First, it is unknown whether risk for the cohort is larger in a low-dosage challenge than in a conventional challenge. In the current illustration of low dosage, the risk of ILI per individual is on average half of what it would be in a conventional challenge, but for statistical reasons at least twice the number of volunteers would be needed. In that respect, the overall risk of SARS-CoV-2 infection in the cohort is higher in a low-dosage challenge. Nonetheless, following any particular infection, the individual risk of severe COVID-19 may remain significantly smaller at lower viral doses (again, a matter currently unknown). Combined, these two effects may increase or decrease overall cohort risk.

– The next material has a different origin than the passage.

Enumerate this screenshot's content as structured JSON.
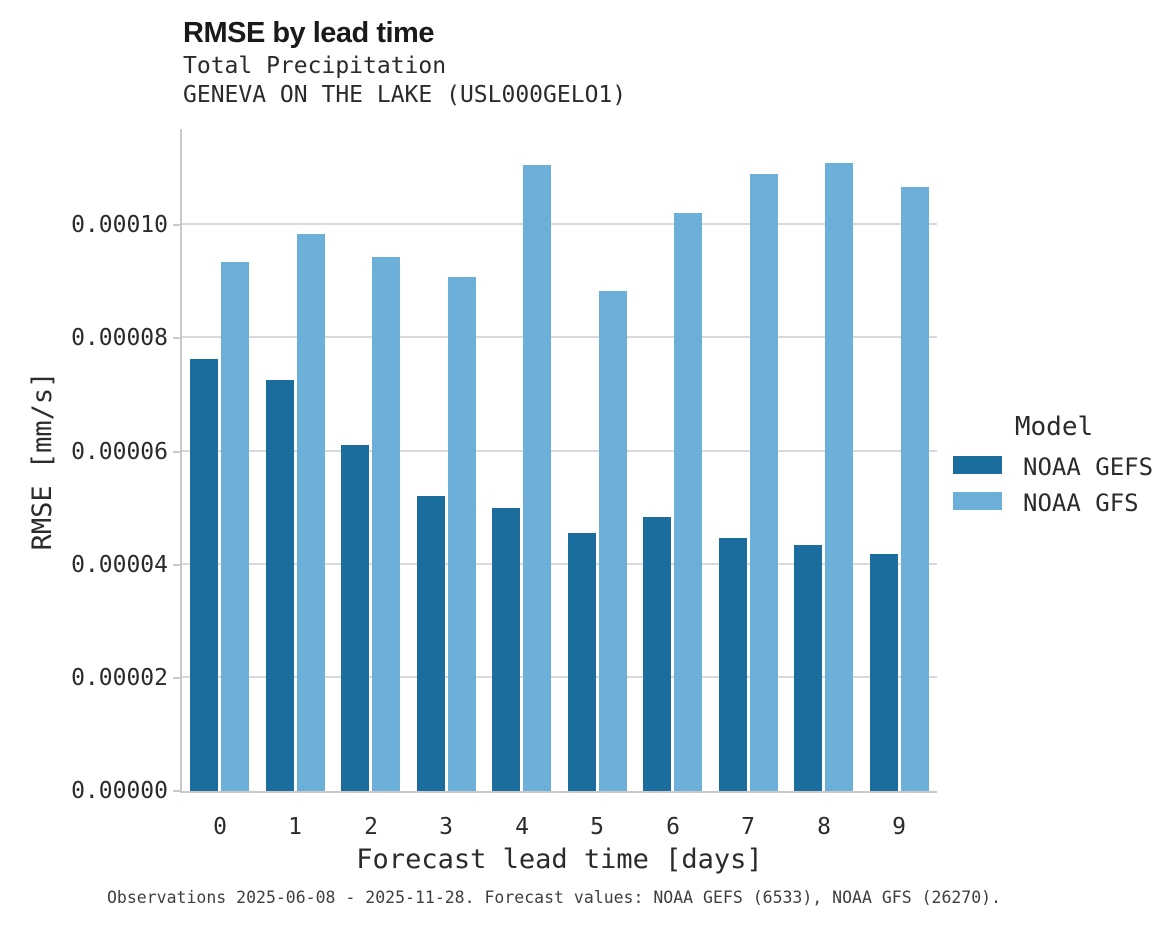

Second, either a low-dosage challenge or a conventional challenge study should be deemed cumulatively safe enough for study cohorts, in so far as their cumulative risk is on a par with that of vaccine field trials, which are widely accepted. In particular, vaccine field trials vaccinate > 100 times more participants than conventional challenge studies, and require more viral exposures (Heriot and Jamrozik, 2021). Further, vaccine field trials include risks of other adverse events from vaccine side-effects and potentially from increased risk behavior. Adding up these risks over the substantially larger cohort (tens of thousands of participants), and considering poorly characterized risks of disease severity enhancement (Peeples, 2020, Corey et al., 2020), which can take place in thousands of participants long after the study (Eyal and Lipsitch, 2021), a vaccine field trial may generate a greater cumulative risk of serious adverse events. All in all, a vaccine field trial is not clearly less risky for the cohort than challenge studies.

Conclusion

When using a challenge study to determine which vaccine candidates should be selected for further testing, low-dosage challenges can remove the main inherent barrier to conducting challenge studies, namely: the potential inexistence of a dose that is both safe enough and enables a study to reach useful endpoints. Additionally, low-dosage challenges permit decision-makers to proceed with vaccine challenge studies at an earlier point in dose escalation. They may mimic some target vaccine indications much better than conventional challenge studies. Low-dosage challenge studies would be less risky for each participant, as would their dose escalation processes. The disadvantages of low-dosage challenge studies over conventional challenge studies for triaging vaccine candidates may be less significant than they appear. Therefore, low-dosage challenges may be useful tools in expediting second-generation SARS-CoV-2 vaccine testing, and specifically in providing estimates of candidate vaccine impacts on infection to select promising candidates for further investigation.

Ethical approval

Approval was not required.

Funding

This work was supported by the NSF [2039320] and the Open Philanthropy Project to BS and NE, the NIAID at the NIH [AI114617-01A1] to NE, and the Wellcome Trust [203132/Z/16/Z and 216355/Z/19/Z] to EJ.

Conflict of interest

EJ previously served on two WHO working groups on SARS-CoV-2 challenge studies. NE serves on the advisory board for challenge trial intended-volunteer group 1DaySooner, an unpaid position.

Acknowledgements

The authors are grateful to Stephen John, Kate Langwig, Marc Lipsitch, Matt Memoli, Stanley A. Plotkin, Nadine Rouphael, participants of a dedicated session of the Center for Population-Level Bioethics (CPLB) seminar, and an anonymous reviewer for this journal for helpful comments.